I agree with your comments here and appreciate very much the details you included for the benefit of anyone wanting to learn .NET. My experience has been that learning my way around in .NET has meant lots of experimenting, reading, studying other peoples' code, and building a few simple test forms for internal use (like a little one-screen app to select a directory and create thumbnail images for each image found there) before attempting anything more ambitious.

Thinking of the learning curve as a multi-month adventure is much more realistic, with productivity coming later after you have spent those multiple hour-long "how in the world do you do this" moments.

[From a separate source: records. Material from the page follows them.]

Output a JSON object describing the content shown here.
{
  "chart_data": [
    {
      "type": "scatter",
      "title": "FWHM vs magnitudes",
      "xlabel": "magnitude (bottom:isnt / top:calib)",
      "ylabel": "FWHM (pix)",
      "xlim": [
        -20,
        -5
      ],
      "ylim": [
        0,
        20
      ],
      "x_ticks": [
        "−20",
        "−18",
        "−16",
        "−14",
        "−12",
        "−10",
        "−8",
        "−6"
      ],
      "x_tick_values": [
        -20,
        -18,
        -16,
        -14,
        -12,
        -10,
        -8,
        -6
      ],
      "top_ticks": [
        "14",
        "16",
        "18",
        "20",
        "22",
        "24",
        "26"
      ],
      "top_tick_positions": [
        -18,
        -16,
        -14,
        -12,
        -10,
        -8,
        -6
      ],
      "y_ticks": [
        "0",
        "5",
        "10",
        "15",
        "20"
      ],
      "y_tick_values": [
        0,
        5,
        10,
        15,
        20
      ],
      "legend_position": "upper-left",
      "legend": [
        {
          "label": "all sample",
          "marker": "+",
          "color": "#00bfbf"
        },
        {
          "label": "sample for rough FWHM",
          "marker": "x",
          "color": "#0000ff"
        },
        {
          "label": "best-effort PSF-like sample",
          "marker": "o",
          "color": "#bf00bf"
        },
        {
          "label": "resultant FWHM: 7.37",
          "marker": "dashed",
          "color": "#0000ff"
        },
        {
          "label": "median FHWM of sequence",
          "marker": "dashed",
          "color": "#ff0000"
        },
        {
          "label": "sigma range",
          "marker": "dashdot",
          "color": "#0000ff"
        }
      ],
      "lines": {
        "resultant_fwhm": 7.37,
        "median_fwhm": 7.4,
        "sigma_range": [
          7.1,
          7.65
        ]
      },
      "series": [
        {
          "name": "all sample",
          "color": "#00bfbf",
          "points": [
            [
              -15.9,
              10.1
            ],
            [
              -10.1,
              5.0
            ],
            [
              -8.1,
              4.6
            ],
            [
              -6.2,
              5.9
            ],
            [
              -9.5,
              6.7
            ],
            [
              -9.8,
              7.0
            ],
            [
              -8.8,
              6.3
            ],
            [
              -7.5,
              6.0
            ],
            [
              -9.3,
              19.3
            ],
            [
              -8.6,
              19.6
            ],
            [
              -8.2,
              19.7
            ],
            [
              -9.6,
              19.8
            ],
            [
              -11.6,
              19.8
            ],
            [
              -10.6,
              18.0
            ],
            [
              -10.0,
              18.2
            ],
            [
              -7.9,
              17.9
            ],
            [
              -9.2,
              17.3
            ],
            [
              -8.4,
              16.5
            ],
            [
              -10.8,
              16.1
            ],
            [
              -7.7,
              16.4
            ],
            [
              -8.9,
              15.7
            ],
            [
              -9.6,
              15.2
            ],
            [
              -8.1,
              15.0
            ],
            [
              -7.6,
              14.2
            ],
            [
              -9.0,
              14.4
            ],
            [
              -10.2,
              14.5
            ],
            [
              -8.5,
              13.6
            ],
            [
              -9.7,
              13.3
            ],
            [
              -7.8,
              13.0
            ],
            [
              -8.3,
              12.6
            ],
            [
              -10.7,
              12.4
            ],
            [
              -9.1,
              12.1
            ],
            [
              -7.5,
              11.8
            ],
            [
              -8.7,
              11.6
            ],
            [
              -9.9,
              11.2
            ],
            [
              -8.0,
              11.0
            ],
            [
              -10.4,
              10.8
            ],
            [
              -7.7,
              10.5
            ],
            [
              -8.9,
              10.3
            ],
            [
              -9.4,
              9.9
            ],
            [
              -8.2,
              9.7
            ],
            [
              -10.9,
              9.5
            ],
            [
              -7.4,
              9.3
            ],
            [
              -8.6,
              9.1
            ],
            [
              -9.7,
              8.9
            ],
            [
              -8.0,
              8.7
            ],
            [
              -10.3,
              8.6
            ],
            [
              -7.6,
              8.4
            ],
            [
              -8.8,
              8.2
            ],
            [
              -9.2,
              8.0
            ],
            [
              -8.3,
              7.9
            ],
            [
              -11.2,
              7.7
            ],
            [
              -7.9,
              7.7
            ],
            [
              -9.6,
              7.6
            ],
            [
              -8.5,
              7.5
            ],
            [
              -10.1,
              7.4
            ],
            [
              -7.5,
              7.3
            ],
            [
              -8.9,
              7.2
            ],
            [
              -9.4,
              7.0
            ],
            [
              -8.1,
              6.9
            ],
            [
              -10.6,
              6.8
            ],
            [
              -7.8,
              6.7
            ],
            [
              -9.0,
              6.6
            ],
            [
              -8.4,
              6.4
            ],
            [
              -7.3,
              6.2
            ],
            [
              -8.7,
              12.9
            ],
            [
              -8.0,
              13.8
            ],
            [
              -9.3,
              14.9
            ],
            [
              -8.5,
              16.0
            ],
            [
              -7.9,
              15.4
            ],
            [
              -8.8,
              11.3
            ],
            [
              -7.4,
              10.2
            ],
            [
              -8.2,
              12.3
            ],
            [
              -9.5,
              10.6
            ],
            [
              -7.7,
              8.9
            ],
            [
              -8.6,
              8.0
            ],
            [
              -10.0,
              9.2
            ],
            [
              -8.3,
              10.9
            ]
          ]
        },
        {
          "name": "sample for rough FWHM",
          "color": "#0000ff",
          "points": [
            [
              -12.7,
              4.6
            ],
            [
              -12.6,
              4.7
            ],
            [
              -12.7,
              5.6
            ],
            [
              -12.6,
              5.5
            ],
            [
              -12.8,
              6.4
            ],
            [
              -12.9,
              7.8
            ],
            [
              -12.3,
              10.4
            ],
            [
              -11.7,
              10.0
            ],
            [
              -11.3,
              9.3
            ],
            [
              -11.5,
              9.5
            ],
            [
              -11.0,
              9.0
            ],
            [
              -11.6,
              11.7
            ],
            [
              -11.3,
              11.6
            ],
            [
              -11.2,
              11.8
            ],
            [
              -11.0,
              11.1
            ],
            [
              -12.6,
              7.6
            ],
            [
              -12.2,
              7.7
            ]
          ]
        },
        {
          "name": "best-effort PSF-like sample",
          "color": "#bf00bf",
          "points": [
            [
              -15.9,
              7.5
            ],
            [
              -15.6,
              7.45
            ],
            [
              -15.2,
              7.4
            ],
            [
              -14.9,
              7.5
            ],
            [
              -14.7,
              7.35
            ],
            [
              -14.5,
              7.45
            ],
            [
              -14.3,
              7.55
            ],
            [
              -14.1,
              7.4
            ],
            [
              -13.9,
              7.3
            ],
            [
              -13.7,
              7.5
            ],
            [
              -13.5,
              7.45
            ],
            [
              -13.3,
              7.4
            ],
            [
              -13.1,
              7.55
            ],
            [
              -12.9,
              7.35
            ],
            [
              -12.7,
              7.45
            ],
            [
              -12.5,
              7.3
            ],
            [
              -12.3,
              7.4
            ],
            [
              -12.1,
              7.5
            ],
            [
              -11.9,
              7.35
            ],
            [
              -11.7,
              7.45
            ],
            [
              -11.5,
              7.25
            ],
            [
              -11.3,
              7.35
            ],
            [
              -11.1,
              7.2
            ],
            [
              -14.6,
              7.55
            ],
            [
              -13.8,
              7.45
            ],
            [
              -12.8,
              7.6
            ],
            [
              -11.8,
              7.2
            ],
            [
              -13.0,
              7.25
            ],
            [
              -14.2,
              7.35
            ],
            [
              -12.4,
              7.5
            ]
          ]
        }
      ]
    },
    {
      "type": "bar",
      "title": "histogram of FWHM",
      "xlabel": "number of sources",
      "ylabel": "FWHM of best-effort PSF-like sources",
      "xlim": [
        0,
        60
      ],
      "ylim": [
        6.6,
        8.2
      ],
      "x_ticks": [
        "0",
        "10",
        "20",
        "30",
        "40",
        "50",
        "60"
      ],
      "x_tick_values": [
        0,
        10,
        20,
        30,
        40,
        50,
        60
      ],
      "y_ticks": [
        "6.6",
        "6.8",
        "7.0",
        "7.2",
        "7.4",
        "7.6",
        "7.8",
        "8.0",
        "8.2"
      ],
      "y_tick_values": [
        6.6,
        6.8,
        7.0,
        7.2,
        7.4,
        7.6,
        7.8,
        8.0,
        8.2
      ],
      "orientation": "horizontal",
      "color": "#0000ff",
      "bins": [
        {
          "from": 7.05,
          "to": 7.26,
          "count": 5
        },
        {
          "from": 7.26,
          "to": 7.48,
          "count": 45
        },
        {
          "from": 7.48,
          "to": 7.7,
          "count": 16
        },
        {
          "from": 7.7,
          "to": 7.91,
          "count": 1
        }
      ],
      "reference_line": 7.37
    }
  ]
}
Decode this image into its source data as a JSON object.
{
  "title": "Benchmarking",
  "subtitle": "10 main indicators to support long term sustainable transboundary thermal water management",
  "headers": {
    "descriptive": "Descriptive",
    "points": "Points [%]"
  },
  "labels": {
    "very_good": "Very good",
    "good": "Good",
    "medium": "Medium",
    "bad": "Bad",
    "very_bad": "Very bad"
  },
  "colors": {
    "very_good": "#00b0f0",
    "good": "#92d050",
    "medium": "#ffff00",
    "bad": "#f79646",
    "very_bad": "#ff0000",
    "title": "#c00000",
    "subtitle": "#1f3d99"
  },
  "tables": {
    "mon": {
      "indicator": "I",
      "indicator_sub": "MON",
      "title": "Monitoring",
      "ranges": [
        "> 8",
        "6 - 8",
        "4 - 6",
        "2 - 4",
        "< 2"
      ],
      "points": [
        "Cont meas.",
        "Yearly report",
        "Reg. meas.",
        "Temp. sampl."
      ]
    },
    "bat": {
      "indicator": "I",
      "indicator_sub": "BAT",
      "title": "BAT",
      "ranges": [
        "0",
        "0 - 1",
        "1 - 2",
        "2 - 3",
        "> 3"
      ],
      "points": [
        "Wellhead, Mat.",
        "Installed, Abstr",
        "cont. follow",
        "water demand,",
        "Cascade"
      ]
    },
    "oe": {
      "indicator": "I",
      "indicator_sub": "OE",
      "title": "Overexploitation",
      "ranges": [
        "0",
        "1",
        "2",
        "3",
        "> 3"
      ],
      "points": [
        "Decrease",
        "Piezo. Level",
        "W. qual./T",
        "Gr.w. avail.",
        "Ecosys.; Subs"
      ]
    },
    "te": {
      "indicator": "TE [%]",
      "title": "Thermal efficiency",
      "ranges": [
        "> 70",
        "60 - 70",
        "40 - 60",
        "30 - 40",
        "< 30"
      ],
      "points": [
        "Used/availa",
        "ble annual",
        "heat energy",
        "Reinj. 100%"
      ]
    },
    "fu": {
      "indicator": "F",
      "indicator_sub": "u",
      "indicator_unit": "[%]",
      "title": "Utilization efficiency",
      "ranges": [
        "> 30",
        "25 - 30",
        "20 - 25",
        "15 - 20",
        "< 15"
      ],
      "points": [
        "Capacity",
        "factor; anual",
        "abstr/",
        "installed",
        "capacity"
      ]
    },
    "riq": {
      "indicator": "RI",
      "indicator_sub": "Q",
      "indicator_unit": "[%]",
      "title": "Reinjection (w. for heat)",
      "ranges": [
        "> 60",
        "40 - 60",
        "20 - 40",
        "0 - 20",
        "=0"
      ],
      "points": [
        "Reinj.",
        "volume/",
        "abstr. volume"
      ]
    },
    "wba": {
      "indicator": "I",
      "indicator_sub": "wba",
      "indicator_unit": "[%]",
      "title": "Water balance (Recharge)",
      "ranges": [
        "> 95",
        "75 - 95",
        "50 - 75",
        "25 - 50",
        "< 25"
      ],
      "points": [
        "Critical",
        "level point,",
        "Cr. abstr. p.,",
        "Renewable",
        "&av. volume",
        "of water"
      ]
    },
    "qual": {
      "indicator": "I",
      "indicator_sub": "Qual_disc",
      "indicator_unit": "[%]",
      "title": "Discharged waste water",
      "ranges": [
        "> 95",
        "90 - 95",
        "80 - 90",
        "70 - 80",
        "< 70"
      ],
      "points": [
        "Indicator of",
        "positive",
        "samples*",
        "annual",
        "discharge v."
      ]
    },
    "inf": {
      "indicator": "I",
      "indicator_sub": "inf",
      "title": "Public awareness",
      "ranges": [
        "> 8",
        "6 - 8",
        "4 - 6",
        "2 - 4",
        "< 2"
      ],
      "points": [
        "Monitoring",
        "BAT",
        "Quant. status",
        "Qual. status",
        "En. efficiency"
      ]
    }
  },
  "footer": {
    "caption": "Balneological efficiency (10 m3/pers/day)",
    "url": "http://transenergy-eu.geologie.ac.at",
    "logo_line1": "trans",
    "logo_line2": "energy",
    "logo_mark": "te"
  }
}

For example, on the ASP.NET app calling the VFP COM object that I referred to in another message, I went round and round trying to get an XMLTextWriter to output to a string, until I finally understood that a string as the first parameter on instantiation always indicates a filename and you must provide a StringWriter instead.

That's the kind of stuff that will make a 3-day VFP project take weeks or months as a first .NET project. :-)

Of course, after wrestling out the StringWriter issue, it was easy to understand the concept that I should use a StringReader to gobble up my XML String returned from the VFP COM object to pass it into the DataSet.ReadXML method.

Also, I have noticed that as in VFP, there are many different ways to approach the same task in .NET, including in some cases over a dozen overloads in method signatures to accommodate just about any scenario you can imagine. Figuring out best practices and which of those choices are most efficient is another layer of knowledge that must be accumulated.

It's all those layers of accumulated knowledge of concepts, .NET classes and syntax that are necessary to become somewhat productive, and I think they are best learned just as you have described in your excellent post, which is now in my folder of favorites.